Mais elle craint surtout que la vente d'une partie du parc social ne se fasse au détriment des plus démunis. En majorité, les logements qui sont vendus sont en effet anciens et rentabilisés. S'ils sont en bon état, ils sont donc les plus disposés à accueillir des populations aux plus bas revenus. 
En revanche ceux qui sont construits sont en majorité de type "Plus" ou "PLS", c'est à dire financés par un prêt locatif social de la Caisse des dépôts ; et pour lesquels les plafonds de ressources demandés aux locataires sont adaptés aux classes moyennes. 

Pourquoi ces logements sont-ils privilégiés ? Parce qu'ils ne coûtent quasiment rien aux pouvoirs publics en termes d'aide à la pierre, au contraire des logements financés par un prêt locatif aidé d'intégration (PLAI), qui sont destinés aux ménages les plus démunis dont les besoins sont les plus criants.

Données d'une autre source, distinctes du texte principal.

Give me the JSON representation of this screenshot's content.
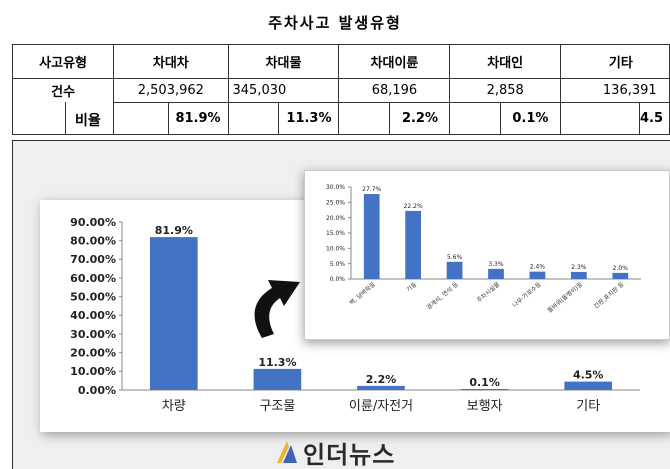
{
  "title": "주차사고 발생유형",
  "table": {
    "headers": [
      "사고유형",
      "차대차",
      "차대물",
      "차대이륜",
      "차대인",
      "기타"
    ],
    "count_label": "건수",
    "counts": [
      "2,503,962",
      "345,030",
      "68,196",
      "2,858",
      "136,391"
    ],
    "ratio_label": "비율",
    "ratios": [
      "81.9%",
      "11.3%",
      "2.2%",
      "0.1%",
      "4.5"
    ]
  },
  "chart_data": [
    {
      "type": "bar",
      "categories": [
        "차량",
        "구조물",
        "이륜/자전거",
        "보행자",
        "기타"
      ],
      "values": [
        81.9,
        11.3,
        2.2,
        0.1,
        4.5
      ],
      "data_labels": [
        "81.9%",
        "11.3%",
        "2.2%",
        "0.1%",
        "4.5%"
      ],
      "ylim": [
        0,
        90
      ],
      "yticks": [
        "0.00%",
        "10.00%",
        "20.00%",
        "30.00%",
        "40.00%",
        "50.00%",
        "60.00%",
        "70.00%",
        "80.00%",
        "90.00%"
      ],
      "grid": false,
      "color": "#4472c4"
    },
    {
      "type": "bar",
      "categories": [
        "벽, 담벼락등",
        "기둥",
        "경계석, 연석 등",
        "주차시설물",
        "나무·가로수등",
        "돌바위(돌멩이)등",
        "간판,표지판 등"
      ],
      "values": [
        27.7,
        22.2,
        5.6,
        3.3,
        2.4,
        2.3,
        2.0
      ],
      "data_labels": [
        "27.7%",
        "22.2%",
        "5.6%",
        "3.3%",
        "2.4%",
        "2.3%",
        "2.0%"
      ],
      "ylim": [
        0,
        30
      ],
      "yticks": [
        "0.0%",
        "5.0%",
        "10.0%",
        "15.0%",
        "20.0%",
        "25.0%",
        "30.0%"
      ],
      "grid": false,
      "color": "#4472c4"
    }
  ],
  "watermark": "인더뉴스"
}
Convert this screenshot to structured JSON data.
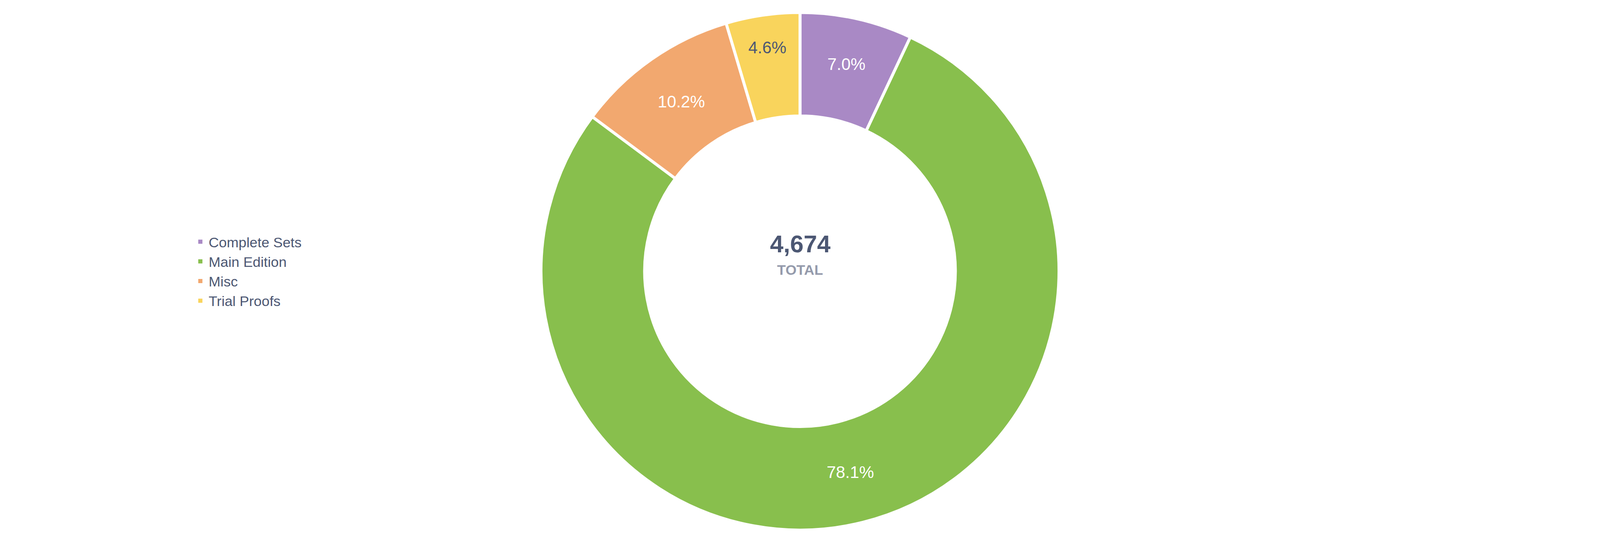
{
  "chart_data": {
    "type": "pie",
    "categories": [
      "Complete Sets",
      "Main Edition",
      "Misc",
      "Trial Proofs"
    ],
    "values": [
      7.0,
      78.1,
      10.2,
      4.6
    ],
    "value_labels": [
      "7.0%",
      "78.1%",
      "10.2%",
      "4.6%"
    ],
    "colors": [
      "#a989c5",
      "#88bf4d",
      "#f2a86f",
      "#f9d45c"
    ],
    "data_labels": true,
    "legend": "left",
    "total": {
      "value": 4674,
      "label": "4,674"
    },
    "total_label": "TOTAL"
  }
}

Diminuer la quotité de fonds propres dans les opérations

Plutôt que de tenter d'accroitre à tout prix le niveau des fonds propres des bailleurs sociaux, un autre solution consisterait à en réduire la quotité par opération. Un stratagème risqué que seuls les bailleurs sociaux à la puissance financière suffisante peuvent se permettre d'expérimenter.
Reste que les organismes de logement social peuvent désormais bénéficier, grâce à l'aval récent des Fonds d'épargne de la Caisse des dépôts, d'un allongement de la durée des prêts fonciers de 50 à 60 ans pour étaler la charge de remboursement de leur dette, ainsi que d'un différé d'amortissement allant de 10 à 15 ans.  
Ces deux mesures pourraient permettre aux organismes HLM d'accroître la part de dette dans les opérations de construction, et en conséquence de mobiliser moitié moins de fonds propres. 

L'Etat se doit d'optimiser ses aides

Et l'Etat dans tout cela ? Pourquoi ne prendrait-il pas ses responsabilités pour soutenir un secteur vital à la société française. Par exemple en se donnant les moyens de mobiliser rapidement un maximum de terrains publics constructibles, ce qu'il tente de faire ; où bien en optimisant les aides publiques existantes, comme les dispositifs fiscaux d'investissement locatif historiquement inflationnistes, parfois mal calibrés, et coûteux pour l'Etat.
Jean-Philippe Gasparotto rappelle dans ce cadre que chaque logement loué "en Scellier bénéficie en moyenne de 30.600 euros d'aide publique ; sachant qu'en 2009, les logements Scellier ont représenté les deux-tiers des ventes de logements neufs, soit l'équivalent de 68.000 logements". 
A titre de comparaison, "un logement social en 2014 coûtera en moyenne 7.000 euros" d'aide à la pierre, regrette-t-il...
Preuve que les pouvoirs publics disposent encore de marges de manœuvre suffisantes pour régler certains problèmes.


1.7 million de demandes de logements sociaux sont en attente, dont 1.17 million provient de personnes se trouvant dans une situation de difficulté à trouver un logement dans le parc privé. L'attente peut durer plus de 10 ans. Seuls 10,5% des logements sociaux sont libérés par an sur tout le territoire national, contre 6% en Ile-de-France, et 4,5% à Paris. Le taux de rotation des locataires du parc privé est pour sa part proche de 18%.